As such the prison may be interpreted as a microcosm for life. It illustrates how people are “trapped” in their own empty routines and mindsets, and have not come to the absurdist realisation that Meursault has. It also depicts how we are able to adapt to most situations we are faced with in life, and how we always end up “getting used to everything” (page 75).
This in turn echoes the old people’s home in the first chapter, which was also an example of a microcosm of life. In both situations, Camus demonstrates how routines are forced into life to create meaning. At the home, the inmates being forced together develop friendships and even romantic interests. Being in prison, the inmates are force themselves to develop new routines which keep them occupied and help them to pass the time.
The visiting room is a location where Camus can once again demonstrate that Meursault’s attention is dominated by immediate sensory details rather than the intangible feelings.
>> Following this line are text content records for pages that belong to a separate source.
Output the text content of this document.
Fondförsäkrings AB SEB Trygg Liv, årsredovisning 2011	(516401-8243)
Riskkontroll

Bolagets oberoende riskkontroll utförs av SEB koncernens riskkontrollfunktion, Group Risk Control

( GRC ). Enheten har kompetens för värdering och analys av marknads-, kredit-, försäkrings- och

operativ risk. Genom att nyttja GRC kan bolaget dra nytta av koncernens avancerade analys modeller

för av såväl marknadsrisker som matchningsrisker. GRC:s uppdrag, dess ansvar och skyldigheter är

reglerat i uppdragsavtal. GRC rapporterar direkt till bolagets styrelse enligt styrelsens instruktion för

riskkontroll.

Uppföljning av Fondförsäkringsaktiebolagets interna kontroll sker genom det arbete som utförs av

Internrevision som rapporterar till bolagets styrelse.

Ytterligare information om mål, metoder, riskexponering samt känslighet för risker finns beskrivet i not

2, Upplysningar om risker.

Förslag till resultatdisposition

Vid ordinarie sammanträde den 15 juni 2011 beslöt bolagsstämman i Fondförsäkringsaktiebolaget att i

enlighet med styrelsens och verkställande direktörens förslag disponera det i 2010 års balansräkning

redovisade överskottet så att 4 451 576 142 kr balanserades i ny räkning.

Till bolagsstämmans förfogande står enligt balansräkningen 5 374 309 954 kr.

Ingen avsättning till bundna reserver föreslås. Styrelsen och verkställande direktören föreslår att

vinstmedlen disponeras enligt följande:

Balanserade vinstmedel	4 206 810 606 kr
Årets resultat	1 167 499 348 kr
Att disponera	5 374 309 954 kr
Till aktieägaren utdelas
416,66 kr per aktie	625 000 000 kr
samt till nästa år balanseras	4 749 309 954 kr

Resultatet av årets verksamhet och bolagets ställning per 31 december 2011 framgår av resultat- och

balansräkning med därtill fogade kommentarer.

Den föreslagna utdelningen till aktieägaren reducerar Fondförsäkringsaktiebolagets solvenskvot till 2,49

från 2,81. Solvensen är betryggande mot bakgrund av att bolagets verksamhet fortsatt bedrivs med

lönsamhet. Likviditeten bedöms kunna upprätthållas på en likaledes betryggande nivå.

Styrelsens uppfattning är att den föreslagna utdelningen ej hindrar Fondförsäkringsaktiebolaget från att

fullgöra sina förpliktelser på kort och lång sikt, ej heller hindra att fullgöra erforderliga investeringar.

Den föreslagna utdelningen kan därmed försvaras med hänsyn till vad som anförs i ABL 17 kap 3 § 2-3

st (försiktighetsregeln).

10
He dedicates a lot of time to describing his immediate surroundings – the people, the furniture, etc. Being in prison, he speaks of how he “kept thinking like a free man” (page 75), and wanted to walk on the beach and swim. This shows us not only how much he misses nature, but also how much it means to him.
The narrative style remains first person in past tense, as in the rest of the book and yet again, Meursault’s emotional withdrawal from the text gives it a feeling of being almost a third person narrative. Everything is described by its sensory details, and only the bare, tangible truths are mentioned, rather than feelings and emotions which are common in most first person narratives. Meursault still describes everything (including people) in a completely external manner, for example “a small, light-tipped old lady, dressed in black...” (page 72).
Relation of Part Whole:
Overall, Chapter 2 is where Meursault really begins to realize the valuelessness of all human constructs and how playing the game itself is all we can ever hope to do. He has no reason to try and beat the game; there is no value in it for him. Through out the whole book he does not put any effort into achieving anything and we are left with the impression that Meursault would play any part in any game.